C'est pour répondre à ces difficultés que la Banque des territoires, en association avec l'État, a lancé le programme Territoires d'IA. L'objectif est clair : passer des expérimentations isolées à des usages concrets, reproductibles et déployables à grande échelle dans les collectivités. Le programme ambitionne d'accompagner 100 000 agents publics dans l'usage de l'IA d'ici à 2030, autour de quinze cas d'usage types.
Une IA Factory pour mutualiser et industrialiser les solutions
Le dispositif Territoires d'IA s'articule autour de quatre leviers complémentaires, dont une « IA Factory ». Cette structure est conçue pour concevoir, tester et partager des solutions réplicables, co-construites avec des collectivités pilotes. L'idée est d'éviter que chaque territoire ne développe sa propre solution en silo, favorisant ainsi l'industrialisation et la mutualisation des innovations.
Dans ce cadre, trois premiers projets d'IA ont déjà été sélectionnés parmi une quinzaine de cas d'usage prévus. L'un d'eux, porté par le département de la Côte-d'Or, concerne la détection automatique des dégradations de voirie, comme les nids-de-poule. L'objectif est de permettre un diagnostic automatisé de l'état des routes afin d'anticiper et de planifier les opérations de maintenance, améliorant ainsi la gestion des infrastructures publiques.
De premiers territoires pilotes retenus
Bordeaux Métropole figure parmi les premiers territoires retenus dans le cadre du programme Territoires d'IA. Cette sélection illustre la volonté de tester et de valider les solutions dans des contextes variés avant de les étendre à d'autres collectivités. L'IA Factory devrait permettre de capitaliser sur ces expériences pour affiner les outils et les méthodes, puis les diffuser largement.
Au-delà de la voirie, les cas d'usage envisagés couvrent d'autres domaines des services publics locaux, bien que les sources disponibles ne précisent pas encore l'ensemble des thématiques retenues. Le programme vise à structurer une offre de solutions IA adaptées aux besoins spécifiques des collectivités, qu'il s'agisse de l'accès aux services publics, de la gestion des infrastructures ou de l'optimisation des processus administratifs.

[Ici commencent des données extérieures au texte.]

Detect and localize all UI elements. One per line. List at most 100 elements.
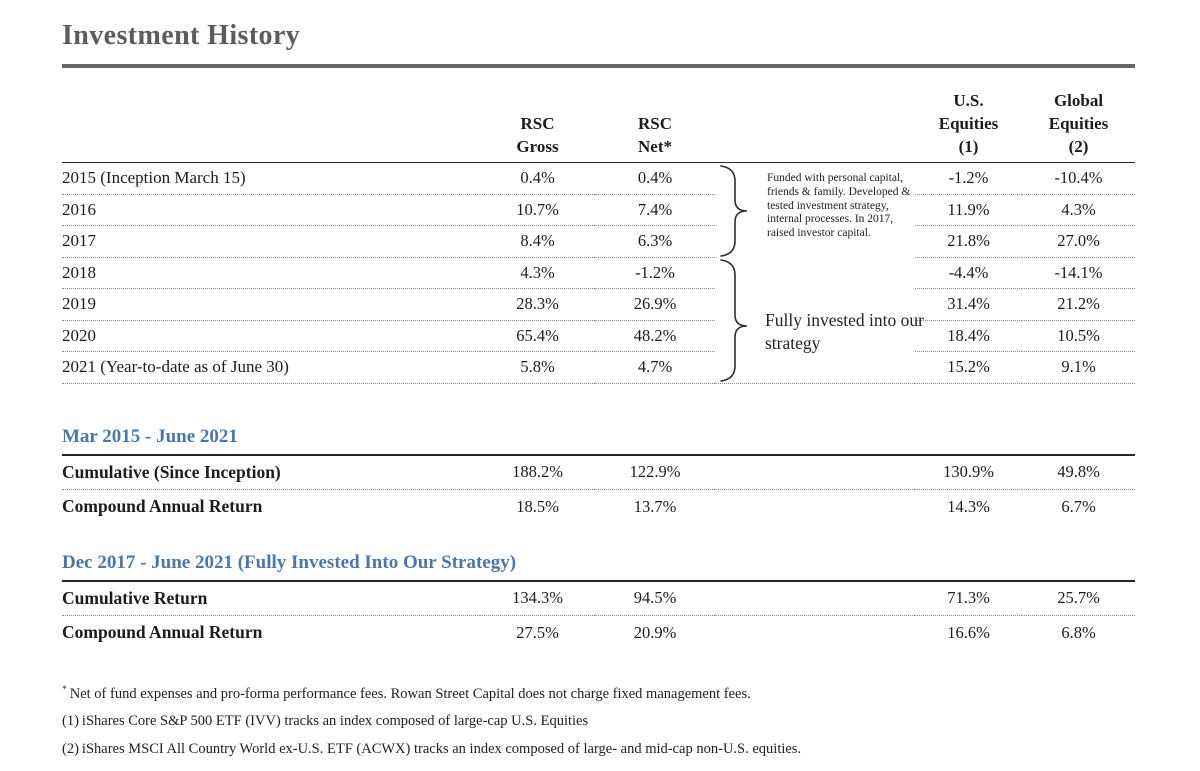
rsc-gross-value: 28.3% bbox=[480, 289, 595, 321]
year-label: 2021 (Year-to-date as of June 30) bbox=[62, 352, 480, 384]
header-spacer bbox=[62, 158, 480, 162]
rsc-gross-value: 5.8% bbox=[480, 352, 595, 384]
summary-section-fully-invested: Dec 2017 - June 2021 (Fully Invested Int… bbox=[62, 552, 1135, 650]
summary-row: Cumulative Return 134.3% 94.5% 71.3% 25.… bbox=[62, 582, 1135, 616]
header-line: Global bbox=[1053, 91, 1104, 110]
summary-table: Cumulative Return 134.3% 94.5% 71.3% 25.… bbox=[62, 579, 1135, 650]
year-label: 2015 (Inception March 15) bbox=[62, 163, 480, 195]
footnote-text: iShares Core S&P 500 ETF (IVV) tracks an… bbox=[81, 713, 589, 730]
footnote-net-fees: * Net of fund expenses and pro-forma perf… bbox=[62, 682, 1135, 703]
annotation-spacer bbox=[715, 616, 915, 650]
page-content: Investment History RSC Gross RSC Net* U.… bbox=[62, 0, 1135, 769]
us-equities-value: 31.4% bbox=[915, 289, 1022, 321]
annotation-fully-invested: Fully invested into our strategy bbox=[765, 310, 924, 353]
global-equities-value: 25.7% bbox=[1022, 582, 1135, 616]
year-label: 2019 bbox=[62, 289, 480, 321]
global-equities-value: -14.1% bbox=[1022, 258, 1135, 289]
header-line: Net* bbox=[638, 137, 672, 156]
annotations-overlay: Funded with personal capital, friends & … bbox=[715, 163, 924, 385]
global-equities-value: 21.2% bbox=[1022, 289, 1135, 321]
rsc-net-value: -1.2% bbox=[595, 258, 715, 289]
global-equities-value: 49.8% bbox=[1022, 456, 1135, 490]
summary-row: Cumulative (Since Inception) 188.2% 122.… bbox=[62, 456, 1135, 490]
section-heading: Mar 2015 - June 2021 bbox=[62, 425, 238, 447]
metric-label: Compound Annual Return bbox=[62, 496, 263, 516]
table-row: 2016 10.7% 7.4% 11.9% 4.3% bbox=[62, 195, 1135, 226]
header-line: Gross bbox=[516, 137, 559, 156]
footnote-marker: (2) bbox=[62, 741, 79, 758]
rsc-net-value: 6.3% bbox=[595, 226, 715, 258]
table-row: 2017 8.4% 6.3% 21.8% 27.0% bbox=[62, 226, 1135, 258]
rsc-net-value: 26.9% bbox=[595, 289, 715, 321]
us-equities-value: 14.3% bbox=[947, 496, 990, 516]
summary-section-since-inception: Mar 2015 - June 2021 Cumulative (Since I… bbox=[62, 426, 1135, 524]
column-header-global-equities: Global Equities (2) bbox=[1022, 89, 1135, 162]
table-row: 2019 28.3% 26.9% 31.4% 21.2% bbox=[62, 289, 1135, 321]
rsc-gross-value: 65.4% bbox=[480, 321, 595, 352]
rsc-net-value: 48.2% bbox=[595, 321, 715, 352]
annual-returns-table: RSC Gross RSC Net* U.S. Equities (1) Glo… bbox=[62, 68, 1135, 384]
year-label: 2018 bbox=[62, 258, 480, 289]
brace-fully-invested-icon bbox=[720, 259, 748, 382]
page-title: Investment History bbox=[62, 20, 301, 51]
global-equities-value: 9.1% bbox=[1022, 352, 1135, 384]
rsc-gross-value: 10.7% bbox=[480, 195, 595, 226]
footnote-global-benchmark: (2) iShares MSCI All Country World ex-U.S… bbox=[62, 741, 1135, 758]
footnote-us-benchmark: (1) iShares Core S&P 500 ETF (IVV) tracks… bbox=[62, 713, 1135, 730]
header-spacer-annotation bbox=[715, 158, 915, 162]
header-line: Equities bbox=[1048, 114, 1109, 133]
year-label: 2016 bbox=[62, 195, 480, 226]
rsc-gross-value: 134.3% bbox=[480, 582, 595, 616]
us-equities-value: 18.4% bbox=[915, 321, 1022, 352]
global-equities-value: -10.4% bbox=[1022, 163, 1135, 195]
footnote-marker: * bbox=[62, 684, 67, 695]
column-header-us-equities: U.S. Equities (1) bbox=[915, 89, 1022, 162]
rsc-gross-value: 8.4% bbox=[480, 226, 595, 258]
global-equities-value: 6.8% bbox=[1061, 622, 1096, 642]
us-equities-value: 71.3% bbox=[915, 582, 1022, 616]
us-equities-value: 16.6% bbox=[947, 622, 990, 642]
header-line: RSC bbox=[520, 114, 555, 133]
column-header-rsc-gross: RSC Gross bbox=[480, 112, 595, 162]
curly-braces-icon bbox=[720, 165, 748, 382]
footnote-marker: (1) bbox=[62, 713, 79, 730]
us-equities-value: -4.4% bbox=[915, 258, 1022, 289]
annotation-spacer bbox=[715, 490, 915, 524]
table-row: 2015 (Inception March 15) 0.4% 0.4% -1.2… bbox=[62, 163, 1135, 195]
us-equities-value: 11.9% bbox=[915, 195, 1022, 226]
annotation-spacer bbox=[715, 456, 915, 490]
rsc-net-value: 7.4% bbox=[595, 195, 715, 226]
header-line: (1) bbox=[958, 137, 979, 156]
annotation-spacer bbox=[715, 352, 915, 384]
annotation-spacer bbox=[715, 582, 915, 616]
global-equities-value: 4.3% bbox=[1022, 195, 1135, 226]
header-line: Equities bbox=[938, 114, 999, 133]
rsc-net-value: 122.9% bbox=[595, 456, 715, 490]
rsc-net-value: 4.7% bbox=[595, 352, 715, 384]
us-equities-value: 130.9% bbox=[915, 456, 1022, 490]
header-line: RSC bbox=[637, 114, 672, 133]
global-equities-value: 27.0% bbox=[1022, 226, 1135, 258]
table-row: 2021 (Year-to-date as of June 30) 5.8% 4… bbox=[62, 352, 1135, 384]
header-line: U.S. bbox=[953, 91, 984, 110]
rsc-net-value: 94.5% bbox=[595, 582, 715, 616]
footnote-text: Net of fund expenses and pro-forma perfo… bbox=[69, 685, 751, 702]
rsc-gross-value: 0.4% bbox=[480, 163, 595, 195]
title-divider bbox=[62, 64, 1135, 68]
metric-label: Cumulative Return bbox=[62, 582, 480, 616]
rsc-gross-value: 188.2% bbox=[480, 456, 595, 490]
rsc-net-value: 13.7% bbox=[633, 496, 677, 516]
rsc-gross-value: 27.5% bbox=[516, 622, 559, 642]
us-equities-value: 21.8% bbox=[915, 226, 1022, 258]
header-line: (2) bbox=[1068, 137, 1089, 156]
rsc-gross-value: 4.3% bbox=[480, 258, 595, 289]
footnotes: * Net of fund expenses and pro-forma perf… bbox=[62, 682, 1135, 759]
table-header-row: RSC Gross RSC Net* U.S. Equities (1) Glo… bbox=[62, 68, 1135, 163]
us-equities-value: -1.2% bbox=[915, 163, 1022, 195]
footnote-text: iShares MSCI All Country World ex-U.S. E… bbox=[81, 741, 802, 758]
us-equities-value: 15.2% bbox=[915, 352, 1022, 384]
global-equities-value: 10.5% bbox=[1022, 321, 1135, 352]
summary-row: Compound Annual Return 18.5% 13.7% 14.3%… bbox=[62, 490, 1135, 524]
metric-label: Cumulative (Since Inception) bbox=[62, 456, 480, 490]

Un enjeu de confiance et de compétences
L'un des obstacles majeurs identifiés par les porteurs du programme est le niveau de confiance dans la technologie. Pour lever cette réticence, Territoires d'IA mise sur une approche pragmatique : en partant de cas concrets et en associant les agents publics à la conception des outils, le programme espère démontrer l'utilité et la fiabilité de l'IA. La formation des agents – objectif de 100 000 personnes d'ici six ans – est un pilier central de cette stratégie d'appropriation.

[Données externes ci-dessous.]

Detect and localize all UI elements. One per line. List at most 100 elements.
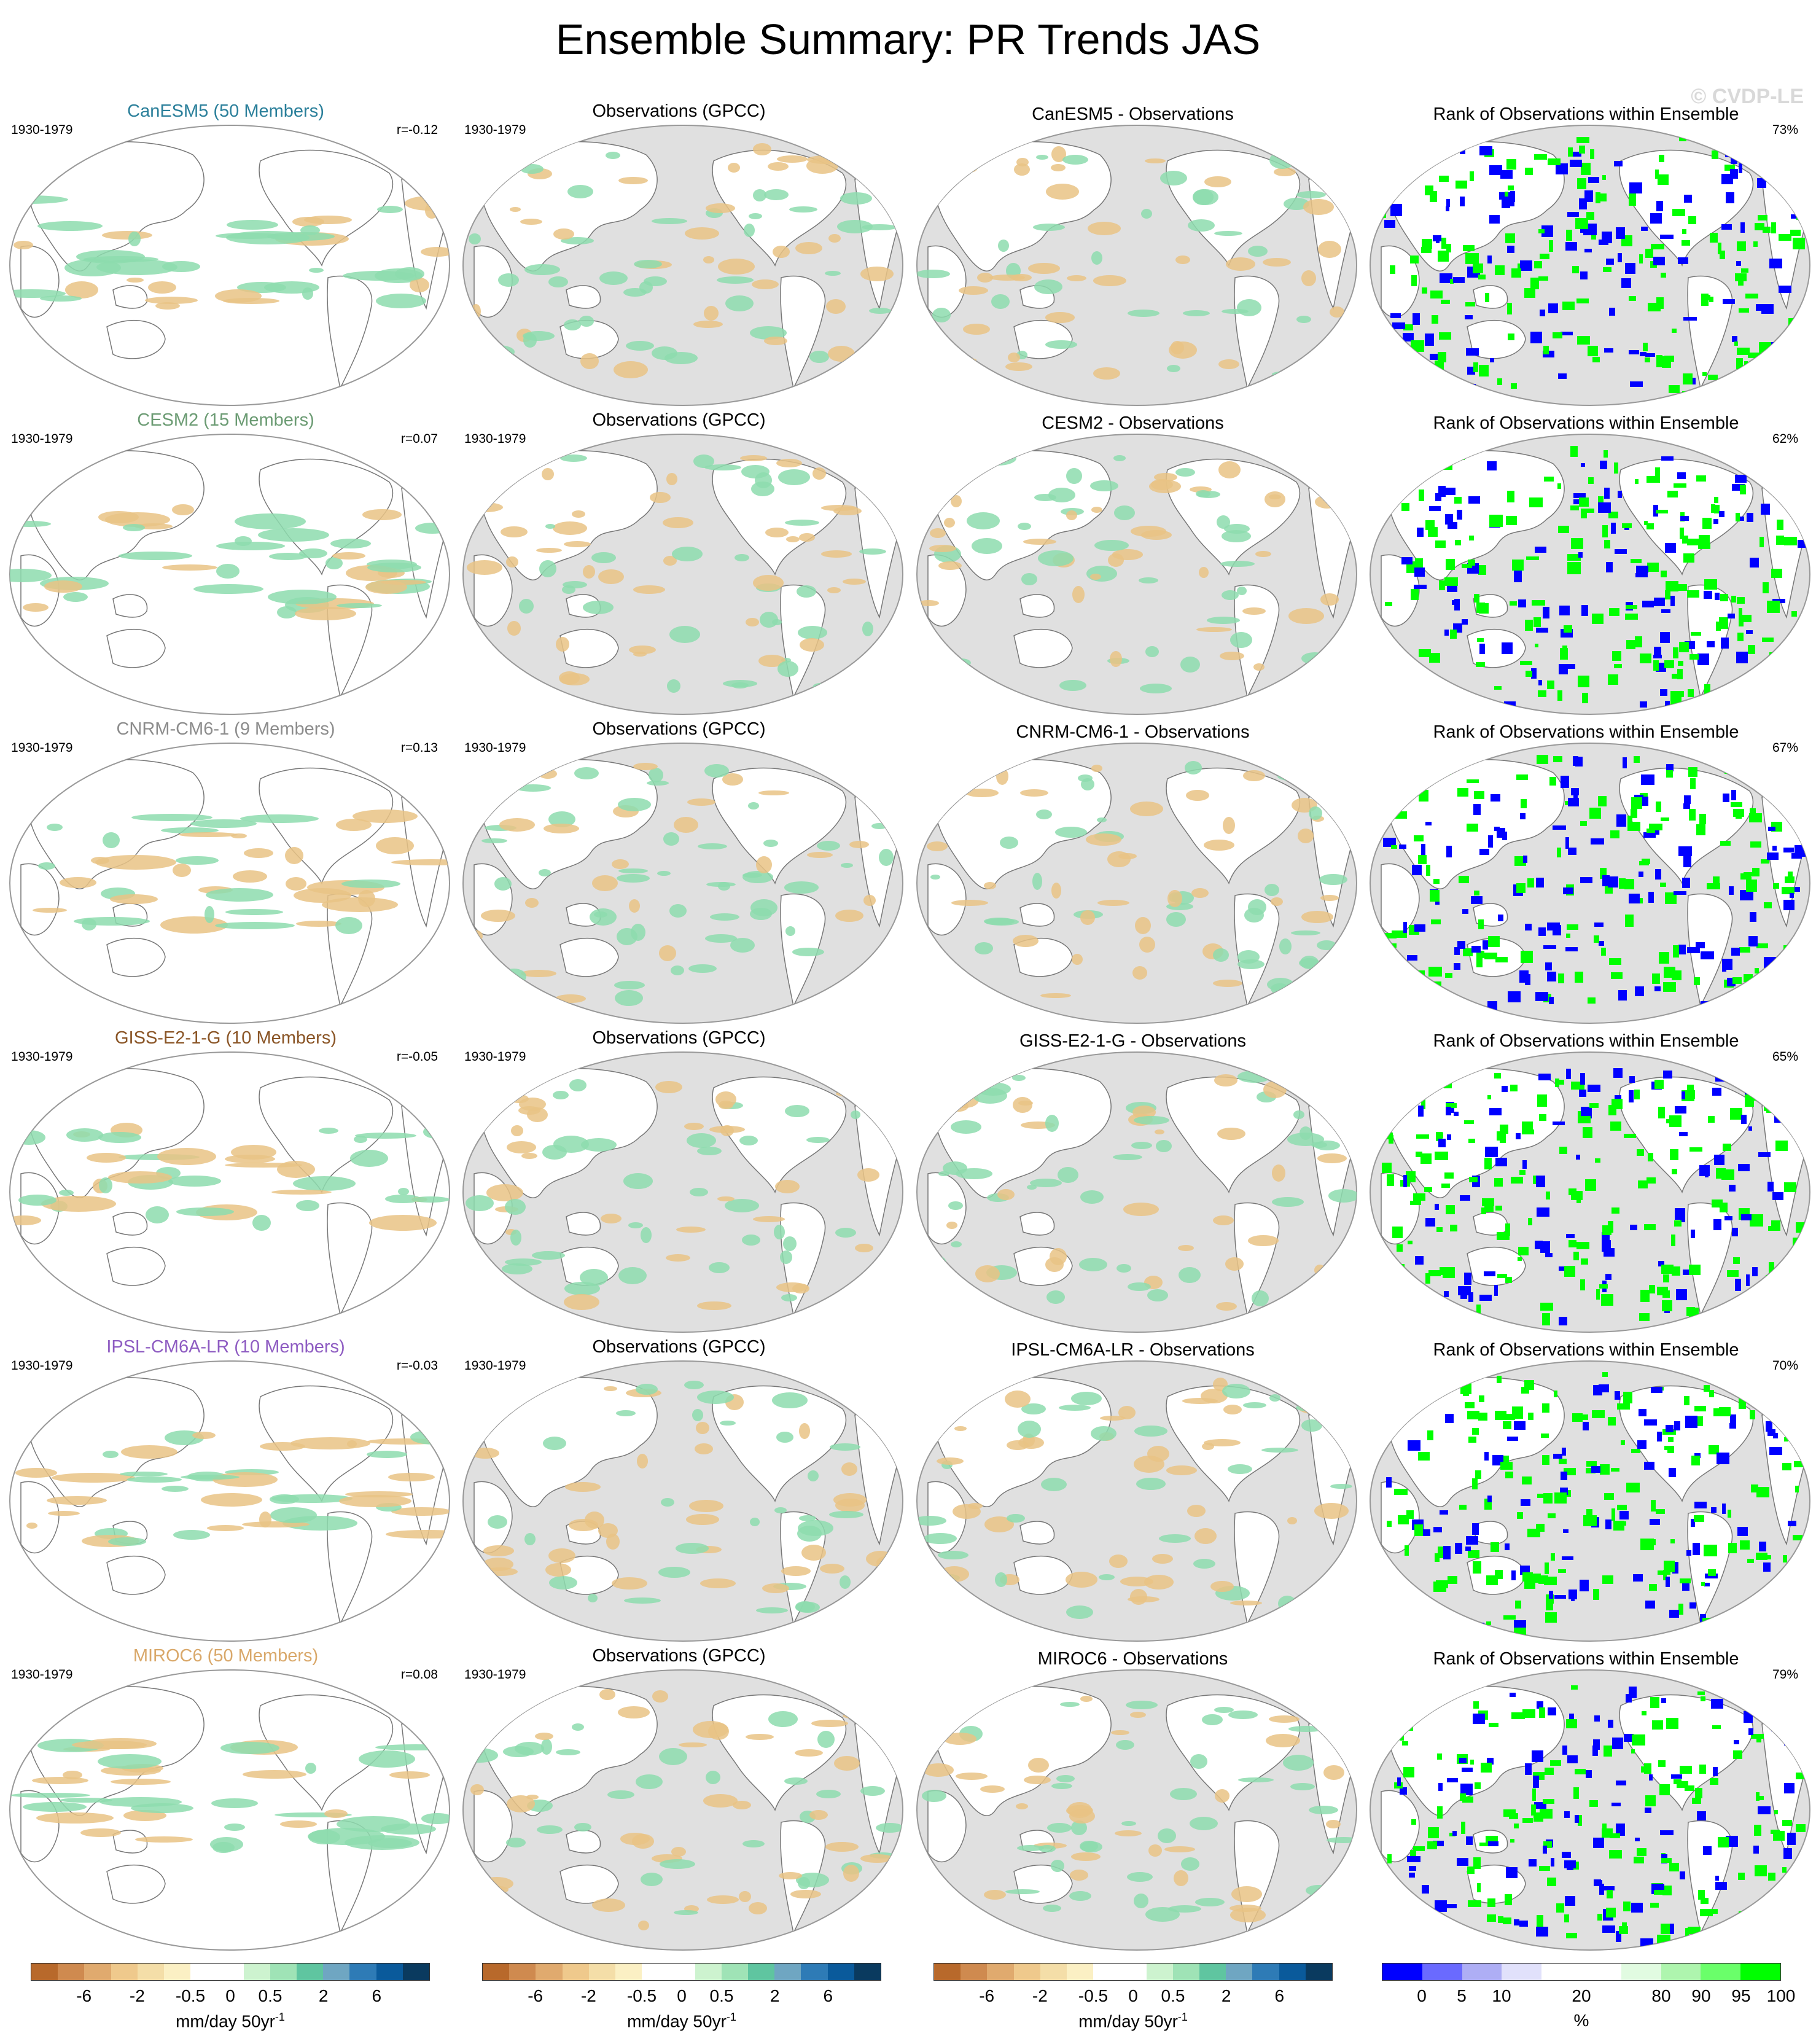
colorbar-tick-label: 2 [770,1986,780,2005]
colorbar-swatch [58,1964,85,1980]
model-title: CESM2 (15 Members) [137,410,314,430]
rank-title: Rank of Observations within Ensemble [1433,413,1739,433]
world-map [462,1360,904,1642]
difference-title: CESM2 - Observations [1042,413,1224,433]
colorbar-tick-label: 5 [1457,1986,1467,2005]
colorbar-swatch [801,1964,828,1980]
difference-title: CNRM-CM6-1 - Observations [1016,722,1250,742]
rank-title: Rank of Observations within Ensemble [1433,1649,1739,1669]
model-title: CanESM5 (50 Members) [127,101,324,121]
colorbar-unit: mm/day 50yr-1 [482,2011,881,2031]
colorbar-swatch [934,1964,961,1980]
colorbar-swatch [1740,1964,1780,1980]
colorbar-swatch [1252,1964,1279,1980]
rank-title: Rank of Observations within Ensemble [1433,722,1739,742]
colorbar-swatch [695,1964,722,1980]
world-map [916,1360,1358,1642]
rank-title: Rank of Observations within Ensemble [1433,1031,1739,1051]
colorbar-swatch [562,1964,589,1980]
rank-panel: Rank of Observations within Ensemble 62% [1360,407,1812,716]
colorbar-swatch [854,1964,881,1980]
period-label: 1930-1979 [464,1050,526,1064]
observations-title: Observations (GPCC) [592,1028,766,1048]
colorbar-swatch [642,1964,669,1980]
world-map [462,1051,904,1333]
observations-panel: Observations (GPCC) 1930-1979 [453,1643,905,1952]
colorbar-tick-label: 95 [1731,1986,1751,2005]
colorbar-swatch [1172,1964,1200,1980]
colorbar-swatch [1013,1964,1040,1980]
world-map [9,1051,451,1333]
colorbar-swatch [721,1964,749,1980]
colorbar-swatch [270,1964,297,1980]
colorbar-tick-label: 6 [1274,1986,1285,2005]
colorbar-tick-label: -2 [129,1986,145,2005]
world-map [462,124,904,407]
colorbar-swatch [509,1964,536,1980]
colorbar-swatch [349,1964,376,1980]
colorbar-swatch [1067,1964,1094,1980]
world-map [462,433,904,716]
period-label: 1930-1979 [11,1668,73,1682]
colorbar-swatch [297,1964,324,1980]
pattern-correlation: r=0.08 [400,1668,438,1682]
difference-panel: MIROC6 - Observations [907,1643,1358,1952]
colorbar-swatch [615,1964,642,1980]
model-panel: MIROC6 (50 Members) 1930-1979 r=0.08 [0,1643,451,1952]
colorbar-swatch [137,1964,165,1980]
colorbar-swatch [961,1964,988,1980]
colorbar-swatch [111,1964,138,1980]
colorbar-swatch [588,1964,616,1980]
model-title: IPSL-CM6A-LR (10 Members) [106,1337,345,1357]
rank-percent: 67% [1772,741,1798,755]
colorbar-swatch [323,1964,350,1980]
colorbar-swatches [482,1963,881,1981]
colorbar-swatch [987,1964,1014,1980]
model-title: CNRM-CM6-1 (9 Members) [116,719,335,739]
colorbar-swatch [376,1964,403,1980]
difference-panel: GISS-E2-1-G - Observations [907,1025,1358,1334]
colorbar-swatch [1382,1964,1422,1980]
model-panel: CNRM-CM6-1 (9 Members) 1930-1979 r=0.13 [0,716,451,1025]
colorbar-unit: mm/day 50yr-1 [31,2011,430,2031]
rank-title: Rank of Observations within Ensemble [1433,1340,1739,1360]
world-map [9,1360,451,1642]
colorbar-swatch [31,1964,58,1980]
colorbar-swatch [774,1964,801,1980]
period-label: 1930-1979 [464,432,526,446]
model-title: GISS-E2-1-G (10 Members) [115,1028,337,1048]
colorbar-swatch [1040,1964,1067,1980]
colorbar-swatch [402,1964,430,1980]
observations-panel: Observations (GPCC) 1930-1979 [453,1334,905,1643]
rank-panel: Rank of Observations within Ensemble 79% [1360,1643,1812,1952]
rank-panel: Rank of Observations within Ensemble 65% [1360,1025,1812,1334]
colorbar-tick-label: 0.5 [258,1986,283,2005]
period-label: 1930-1979 [11,741,73,755]
rank-panel: Rank of Observations within Ensemble 70% [1360,1334,1812,1643]
period-label: 1930-1979 [464,123,526,137]
world-map [1369,1669,1811,1951]
rank-panel: Rank of Observations within Ensemble 67% [1360,716,1812,1025]
colorbar-tick-label: 6 [823,1986,833,2005]
colorbar-unit-text: % [1573,2011,1589,2030]
period-label: 1930-1979 [464,1668,526,1682]
colorbar-swatch [1661,1964,1701,1980]
colorbar-tick-label: 80 [1651,1986,1671,2005]
world-map [1369,433,1811,716]
rank-percent: 65% [1772,1050,1798,1064]
colorbar-swatch [483,1964,510,1980]
colorbar-tick-label: -0.5 [175,1986,206,2005]
colorbar-unit-text: mm/day 50yr [176,2011,275,2031]
observations-panel: Observations (GPCC) 1930-1979 [453,407,905,716]
colorbar-swatch [1462,1964,1502,1980]
difference-panel: CESM2 - Observations [907,407,1358,716]
rank-colorbar: 0 5 10 20 80 90 95 100% [1382,1963,1795,2040]
period-label: 1930-1979 [11,432,73,446]
colorbar-unit: % [1382,2011,1781,2030]
rank-percent: 73% [1772,123,1798,137]
rank-panel: Rank of Observations within Ensemble 73% [1360,98,1812,407]
world-map [1369,124,1811,407]
model-panel: GISS-E2-1-G (10 Members) 1930-1979 r=-0.05 [0,1025,451,1334]
colorbar-tick-label: 100 [1766,1986,1796,2005]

Par ailleurs, la question des données, souvent pointée comme un frein par les collectivités, est prise en compte : la qualité insuffisante des données locales nécessite un travail d'accompagnement et de normalisation pour permettre aux algorithmes de fonctionner efficacement. Le programme prévoit donc un volet dédié à l'amélioration de la donnée.
Un cadre national pour une transformation locale
Territoires d'IA s'inscrit dans une politique plus large de l'État visant à accélérer la diffusion de l'intelligence artificielle dans l'ensemble des services publics. En ciblant spécifiquement les collectivités territoriales, le programme répond à un besoin d'équité territoriale : éviter que les grandes métropoles, mieux dotées en compétences et en moyens, ne soient les seules à bénéficier des apports de l'IA.
La Banque des territoires, en tant que bras financier et opérationnel de l'État pour l'aménagement du territoire, joue un rôle clé dans ce dispositif. Elle apporte à la fois des capacités d'investissement, une expertise en matière de projets numériques et un réseau de collectivités partenaires.
Avec ce programme, l'État et la Banque des territoires espèrent transformer l'essai : faire passer l'IA dans les collectivités d'une phase d'expérimentation à une phase d'industrialisation, avec des bénéfices tangibles pour les citoyens et les agents publics.